AÇÃO DIRETA DE INCONSTITUCIONALIDADE. Ribeirão Preto. Lei Complementar n° 1.973, de 03 de março de 2006, de iniciativa de Vereador, dispondo sobre matéria urbanística, exigente de prévio planejamento. Caracterizada interferência na competência legislativa reservada ao Chefe do Poder Executivo local. Procedência da ação. (ADI 994060029205, Rel. Des. OLIVEIRA SANTOS, v.u., j. em 19/12/2007)

 

Ação direta de inconstitucionalidade. Lei Complementar n° 81, de 5 de março de 2007 do Município de São Sebastião. Normas de ordem pública e interesse social reguladoras do uso e ocupação do solo urbano em prol do bem coletivo, da segurança e do bem estar dos cidadãos, assim como do equilíbrio ambiental - Zonas de Especial Interesse Social - ZEIS. Ausência de prévios estudos técnicos detalhados, planejamento e consulta à população diretamente interessada. Lei de zoneamento corretamente impugnada por dispor de matéria exclusiva de Plano Diretor.
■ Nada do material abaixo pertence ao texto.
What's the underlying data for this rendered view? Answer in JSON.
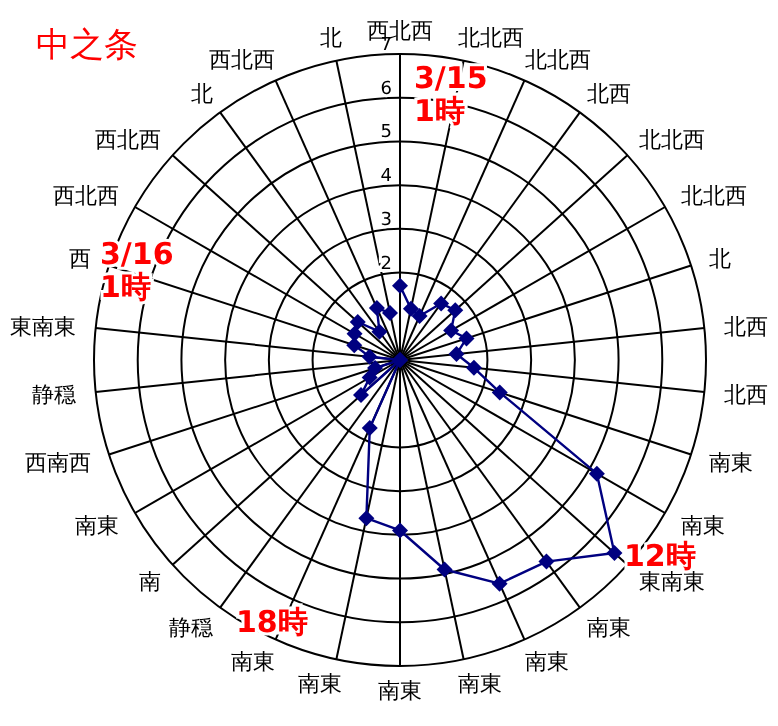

Não atendimento às exigências contidas na Lei Federal 10.257/01, art. 50. Violação aos arts. 5o, "caput" e § 1°, 111, 144, 152, 1,11, III, 180, I, II, III e IV, 181, 191, 196 e 297, todos da Constituição Estadual. Ação julgada procedente. (ADI 994070111125, Rel. Designado Des. REIS KUNTZ, m.v., j. em 11/3/2009)

                  

AÇÃO DIRETA DE INCONSTITUCIONALIDADE - Lei Municipal n° 5.442/2010, de 9 de março de 2010, do Município de Jacareí, deste Estado - Lei que autoriza, observada a Lei n° 4.847/2004, que dispõe sobro Uso, Ocupação e Urbanização do Solo do Município de Jacareí, o uso das áreas excedentes entre o eixo da via e a testada da área construída, para a construção de garagem, sem outorga onerosa, pelos proprietários de imóveis residenciais lindeiros das vias e logradouros públicos - Inobservância da exigência de participação popular em matéria urbanística, assegurada por meio da realização de audiências públicas - Usurpação de prerrogativa do Prefeito Municipal, a quem compete o planejamento urbano  Configuração de ato de gestão administrativa - Violação dos artigos 5o, 144, 180, II, da Constituição do Estado de São Paulo e artigos 29, XII, e 182 da Constituição Federal - Ação procedente - Inconstitucionalidade declarada. (ADI 0534697-44.2010.8.26.0000, rel. Des. JOSE REINALDO, j. em 25/5/2011)

 

         Como se sabe, as alterações das normas e padrões urbanísticos afetam diretamente a vida dos moradores dos centros urbanos e, bem por isso, antes de qualquer mudança nessa área, a comunidade deverá ser ouvida a respeito, com a realização de audiências públicas, o que, porém, não se verificou no presente caso.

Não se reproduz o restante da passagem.